Fueling inflation has been a mix of factors resulting from the swift rebound from the pandemic recession: A flood of government stimulus, ultra-low rates engineered by the Fed and supply shortages at factories in the U.S and abroad, experts say. Manufacturers have been slowed by heavier-than-expected customer demand, COVID-related shutdowns and overwhelmed ports and freight yards.
Employers, struggling with worker shortages, have also been raising pay, and many of them have boosted prices to offset their higher labor costs, thereby adding to inflation.
Immigration
Migrants began streaming across the U.S.-Mexico border once Biden became president. There were 1.78 million encounters with border agents during his first 10 full months, a four-fold increase compared with Trump's last 10 months in office, according to data shared by the Associated Press.
On his first day in office, Biden ended Trump’s policy requiring people seeking asylum in the U.S. to remain in Mexico while their asylum claims are processed — otherwise known as the "Remain in Mexico" policy — and Homeland Security Secretary Alejandro Mayorkas formally ended it in June. White House press secretary Jen Psaki has reiterated that Biden believes the program is "ineffective" and "inhumane."
Mayorkas said in October that the "Remain in Mexico" policy likely contributed to a drop in illegal border crossings in 2019 but with "substantial and unjustifiable human costs" to asylum-seekers who were exposed to violence while waiting in Mexico.
But a lawsuit by Texas and Missouri forced him to put the policy back into effect, and by December, the Biden administration struck an agreement with Mexico to reinstate it.
"I think that a lot of Americans feel, and even some of his Democratic supporters feel that ending the policy of ‘Remain in Mexico’ that Trump had negotiated, was a big mistake," Jewett said, noting the influx of migrants who then sought to get across the border.
Also shortly after taking office, Biden created a task force to attempt to reunify hundreds of children and parents separated at the U.S.-Mexico border during the Trump administration. The policy was in place for several months during 2018 and sparked a domestic and international outcry.

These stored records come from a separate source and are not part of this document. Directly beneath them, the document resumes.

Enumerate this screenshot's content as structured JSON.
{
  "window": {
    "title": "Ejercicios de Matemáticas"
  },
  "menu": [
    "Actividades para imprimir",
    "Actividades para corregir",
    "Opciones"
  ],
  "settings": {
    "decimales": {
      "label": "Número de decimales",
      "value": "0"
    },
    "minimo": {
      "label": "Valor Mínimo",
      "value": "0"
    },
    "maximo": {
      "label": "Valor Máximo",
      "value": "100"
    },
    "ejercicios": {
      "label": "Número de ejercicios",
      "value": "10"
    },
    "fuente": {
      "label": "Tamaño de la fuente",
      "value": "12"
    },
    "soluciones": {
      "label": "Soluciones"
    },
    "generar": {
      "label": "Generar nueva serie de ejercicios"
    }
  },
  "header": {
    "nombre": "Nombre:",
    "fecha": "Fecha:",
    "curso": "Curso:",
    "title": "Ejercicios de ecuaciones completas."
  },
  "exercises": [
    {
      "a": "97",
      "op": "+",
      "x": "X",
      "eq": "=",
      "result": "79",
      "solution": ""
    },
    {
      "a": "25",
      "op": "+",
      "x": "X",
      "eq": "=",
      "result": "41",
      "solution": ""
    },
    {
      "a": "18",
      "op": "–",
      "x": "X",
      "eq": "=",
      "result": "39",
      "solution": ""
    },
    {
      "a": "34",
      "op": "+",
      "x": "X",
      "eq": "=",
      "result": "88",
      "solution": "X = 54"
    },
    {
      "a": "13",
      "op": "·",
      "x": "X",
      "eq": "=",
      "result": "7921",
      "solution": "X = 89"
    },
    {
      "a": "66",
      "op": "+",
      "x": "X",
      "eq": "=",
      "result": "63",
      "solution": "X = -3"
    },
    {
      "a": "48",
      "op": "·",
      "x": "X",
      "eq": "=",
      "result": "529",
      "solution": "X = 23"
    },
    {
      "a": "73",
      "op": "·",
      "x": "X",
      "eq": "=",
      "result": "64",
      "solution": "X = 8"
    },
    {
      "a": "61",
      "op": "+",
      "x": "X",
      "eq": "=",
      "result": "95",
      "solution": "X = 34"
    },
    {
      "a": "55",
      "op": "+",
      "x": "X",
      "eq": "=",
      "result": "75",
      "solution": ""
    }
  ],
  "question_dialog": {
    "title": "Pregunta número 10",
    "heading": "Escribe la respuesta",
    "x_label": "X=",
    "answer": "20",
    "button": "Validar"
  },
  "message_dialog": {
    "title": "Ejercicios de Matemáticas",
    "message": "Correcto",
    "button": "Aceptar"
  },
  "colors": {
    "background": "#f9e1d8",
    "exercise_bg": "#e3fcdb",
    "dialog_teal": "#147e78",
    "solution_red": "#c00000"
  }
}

The Department of Homeland Security announced in December that 100 children, mostly from Central America, had been reunited with their families and said about 350 more reunifications were in the process after it took steps to enhance the program.
"Even though conservatives want to crack down on illegal immigration, a fair number of people are uncomfortable with the thought of separating children from their parents, even in that situation, so I’d say that was probably a victory," he added.
Looking ahead
The day before Biden’s one-year anniversary, the president delivered remarks reflecting on the past year. He delivered a message of hope to people, promising that America’s best days are "still ahead of us, not behind us."
"We have faced some of the biggest challenges that we've ever faced in this country these past few years. Challenges to our public health. Challenges to our economy. But we're getting through it, and not only are we getting through it we're laying the foundation for a future where America wins the 21st century by creating jobs at record pace; now, we need to get inflation under control. We have developed extraordinarily effective booster shots and antiviral pills; now need to finish the job to COVID-19 under control.
"I've long said, it's never been a good bet to bet against the American people or America. I believe that more than ever today."
This story was reported from Cincinnati. The Associated Press contributed.